Our step-by-step guide to drawing up an employment contract, from thinking up the basic terms to include to agreeing and signing with your employee.
- Look for samples of written statements and contracts: contact Acas or your trade association, or ask similar businesses you know.
- Decide the basic terms for the written statement: for example, pay, working hours, holidays and notice periods.
- Decide whether the job is permanent and whether you want to include a probationary period.
- Consider which areas may need flexibility: for example, the employee's job title and role, and place of work.
- Clarify any areas which you want to be non-contractual, such as discretionary bonuses.
- Draw up the written statement; ensure that you have included all the legally required information.
- Ensure that any other documents you refer to in the written statement are readily accessible (eg disciplinary and grievance procedures and information on company pension schemes).
- Review the job and any problems you have experienced with employees and ex-employees in the past.
- Decide whether there are any requirements for the employee (eg to hold or achieve a professional qualification or a driving licence).

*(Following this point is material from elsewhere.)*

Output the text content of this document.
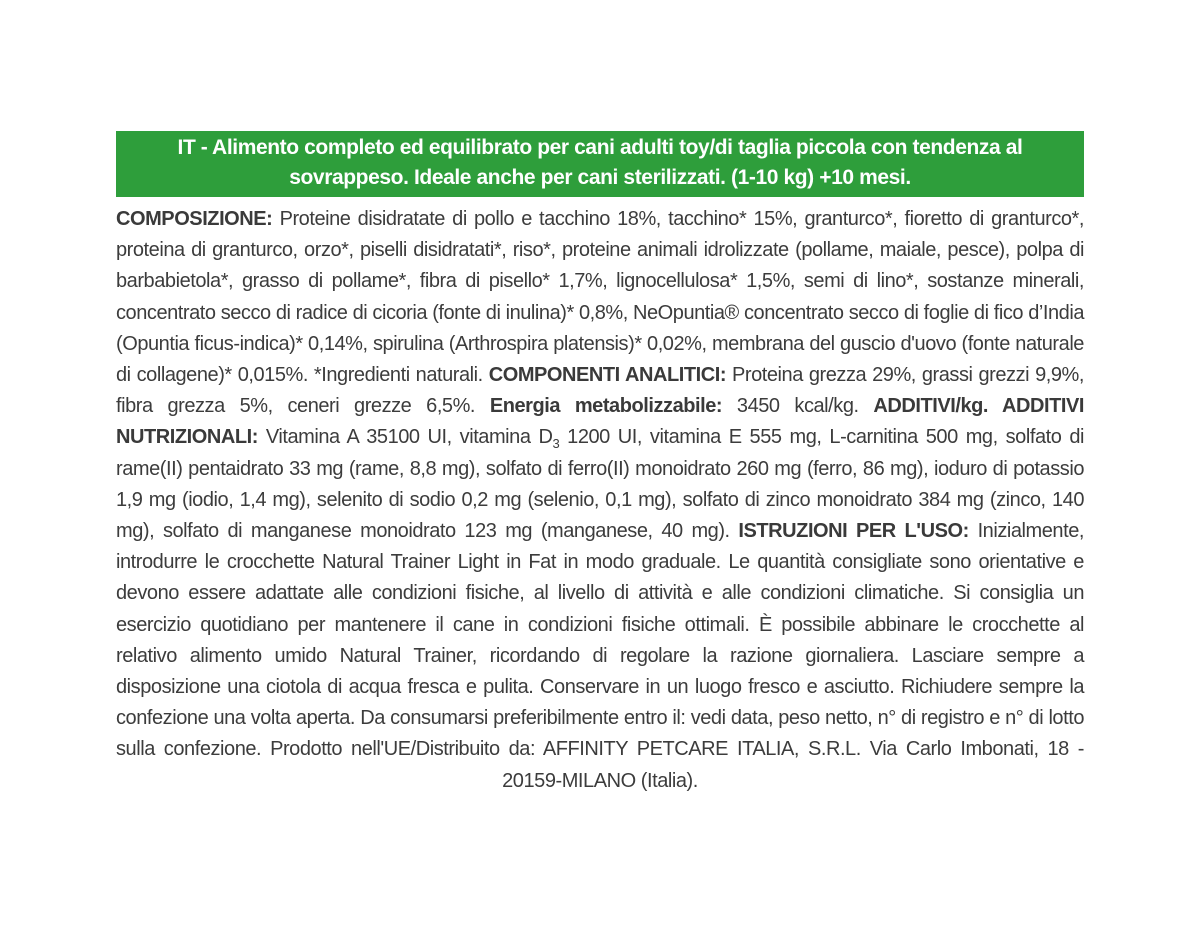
IT - Alimento completo ed equilibrato per cani adulti toy/di taglia piccola con tendenza al
sovrappeso. Ideale anche per cani sterilizzati. (1-10 kg) +10 mesi.
COMPOSIZIONE: Proteine disidratate di pollo e tacchino 18%, tacchino* 15%, granturco*, fioretto di granturco*, proteina di granturco, orzo*, piselli disidratati*, riso*, proteine animali idrolizzate (pollame, maiale, pesce), polpa di barbabietola*, grasso di pollame*, fibra di pisello* 1,7%, lignocellulosa* 1,5%, semi di lino*, sostanze minerali, concentrato secco di radice di cicoria (fonte di inulina)* 0,8%, NeOpuntia® concentrato secco di foglie di fico d’India (Opuntia ficus-indica)* 0,14%, spirulina (Arthrospira platensis)* 0,02%, membrana del guscio d'uovo (fonte naturale di collagene)* 0,015%. *Ingredienti naturali. COMPONENTI ANALITICI: Proteina grezza 29%, grassi grezzi 9,9%, fibra grezza 5%, ceneri grezze 6,5%. Energia metabolizzabile: 3450 kcal/kg. ADDITIVI/kg. ADDITIVI NUTRIZIONALI: Vitamina A 35100 UI, vitamina $D_3$ 1200 UI, vitamina E 555 mg, L-carnitina 500 mg, solfato di rame(II) pentaidrato 33 mg (rame, 8,8 mg), solfato di ferro(II) monoidrato 260 mg (ferro, 86 mg), ioduro di potassio 1,9 mg (iodio, 1,4 mg), selenito di sodio 0,2 mg (selenio, 0,1 mg), solfato di zinco monoidrato 384 mg (zinco, 140 mg), solfato di manganese monoidrato 123 mg (manganese, 40 mg). ISTRUZIONI PER L'USO: Inizialmente, introdurre le crocchette Natural Trainer Light in Fat in modo graduale. Le quantità consigliate sono orientative e devono essere adattate alle condizioni fisiche, al livello di attività e alle condizioni climatiche. Si consiglia un esercizio quotidiano per mantenere il cane in condizioni fisiche ottimali. È possibile abbinare le crocchette al relativo alimento umido Natural Trainer, ricordando di regolare la razione giornaliera. Lasciare sempre a disposizione una ciotola di acqua fresca e pulita. Conservare in un luogo fresco e asciutto. Richiudere sempre la confezione una volta aperta. Da consumarsi preferibilmente entro il: vedi data, peso netto, n° di registro e n° di lotto sulla confezione. Prodotto nell'UE/Distribuito da: AFFINITY PETCARE ITALIA, S.R.L. Via Carlo Imbonati, 18 - 20159-MILANO (Italia).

- Identify any other concerns: for example, confidentiality, intellectual property or the potential for ex-employees to compete with you.
- Draw up a clear contract; include the written statement and extra clauses to cover the additional contractual elements you want to include.

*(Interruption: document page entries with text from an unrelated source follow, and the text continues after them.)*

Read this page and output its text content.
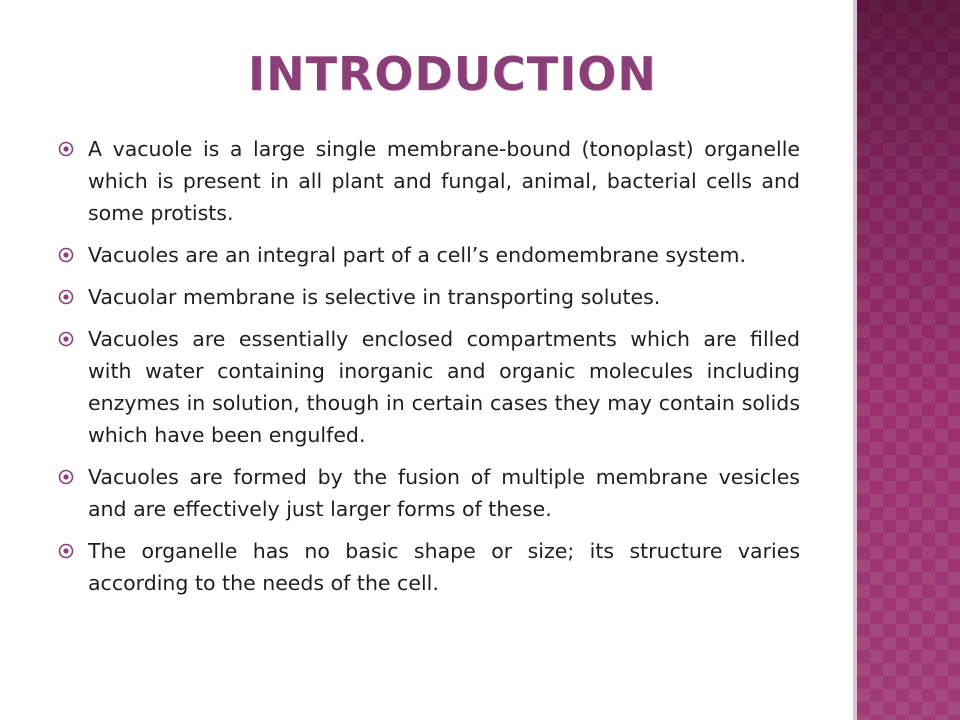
INTRODUCTION
A vacuole is a large single membrane-bound (tonoplast) organelle which is present in all plant and fungal, animal, bacterial cells and some protists.
Vacuoles are an integral part of a cell’s endomembrane system.
Vacuolar membrane is selective in transporting solutes.
Vacuoles are essentially enclosed compartments which are filled with water containing inorganic and organic molecules including enzymes in solution, though in certain cases they may contain solids which have been engulfed.
Vacuoles are formed by the fusion of multiple membrane vesicles and are effectively just larger forms of these.
The organelle has no basic shape or size; its structure varies according to the needs of the cell.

- Ensure that the contract is not discriminatory, does not override employees' statutory rights and is legally enforceable.
- Take legal advice as necessary, particularly if the contract attempts to restrict employees after they leave your employment.
- Give each employee their written statement of employment particualrs on or before the first day of work and employment contract within two months of commencing their employment.
- Explain the contract and its significance to the employee; agree the contract, and ask the employee to sign a copy.